Lembaga riset ekonomi tersebut memperkirakan realisasi penerimaan Pajak Penghasilan (PPh) tahun ini hanya di Rp1.060 triliun atau 93% dari target APBN 2024.
Sedangkan untuk PPN dan PpnBM (Pajak Penjualan Barang Mewah) diperkirakan hanya mencapai Rp763 triliun atau 94% dari target.
“Oleh karena itu kami memprediksi penerimaan pajak untuk tahun 2024 hanya akan naik 1,33% dari tahun sebelumnya. Kenaikan ini lebih rendah dari target pemerintah di 3,0% dari outlook Nota Keuangan 2025 dan target awal APBN 2024 yang mencapai 9,0%,” jelas Andri Perdana.
Baca juga:
- Nasib jadi kelas menengah di Indonesia – Banting tulang, makan tabungan, dan penuh kekhawatiran
- Gelombang PHK diperkirakan tembus 70.000 pekerja, serikat buruh bertanya ‘Mana lapangan pekerjaan yang dijanjikan pemerintah?’

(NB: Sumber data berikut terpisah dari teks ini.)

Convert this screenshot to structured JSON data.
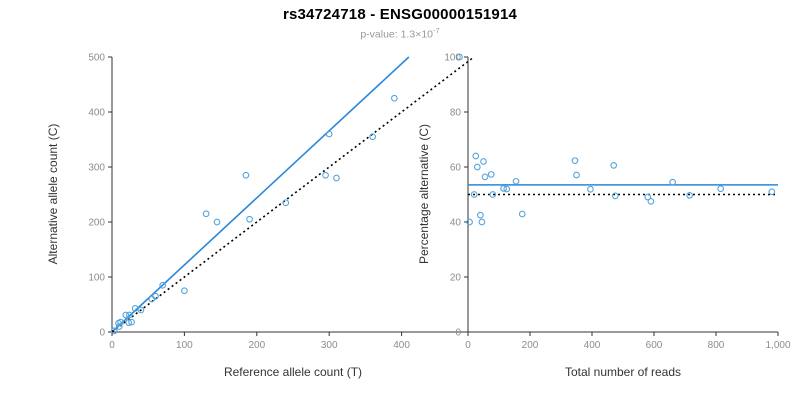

Rendahnya penerimaan pajak itu membuat pemerintah perlu mencapai peningkatan penerimaan perpajakan setidaknya 11,48% di tahun depan demi mencapai target APBN 2025.
Itu kenapa, menurut dia, pemerintah bersikukuh menaikkan PPN dan kembali menerapkan tax amnesty jilid III.
Untuk menggolkan rencana itu Rancangan Undang-Undang (RUU) Tax Amnesty sudah masuk daftar prioritas prolegnas dan besar kemungkinan lolos sehingga bisa berlaku pada 2025.
Tax amnesty merupakan pengampunan pajak yang ditawarkan pemerintah kepada wajib pajak perorangan dan badan yang mengemplang pajak dengan cara membayar uang tebusan.
“Walaupun tax amnesty tidak pernah mencapai target, tapi lumayan bagi pemerintah untuk memenuhi kebutuhan defisit ke depan.”
Bright Institute memperkirakan dari program ini pemerintah berpotensi menambah penerimaan sekitar Rp80 triliun.
Ia menyebut dengan pemerintah memakai instrumen tax amnesty dan PPN untuk menggenjot penerimaan negara, itu artinya negara sedang dalam kondisi “putus asa” lantaran “dua kebijakan tersebut sangatlah kontroversial”.
Di satu sisi pemerintah memeras “keringat” orang-orang kelas pekerja, tapi di lain sisi malah mengampuni orang kaya yang tidak melaksanakan kewajibannya membayar pajak.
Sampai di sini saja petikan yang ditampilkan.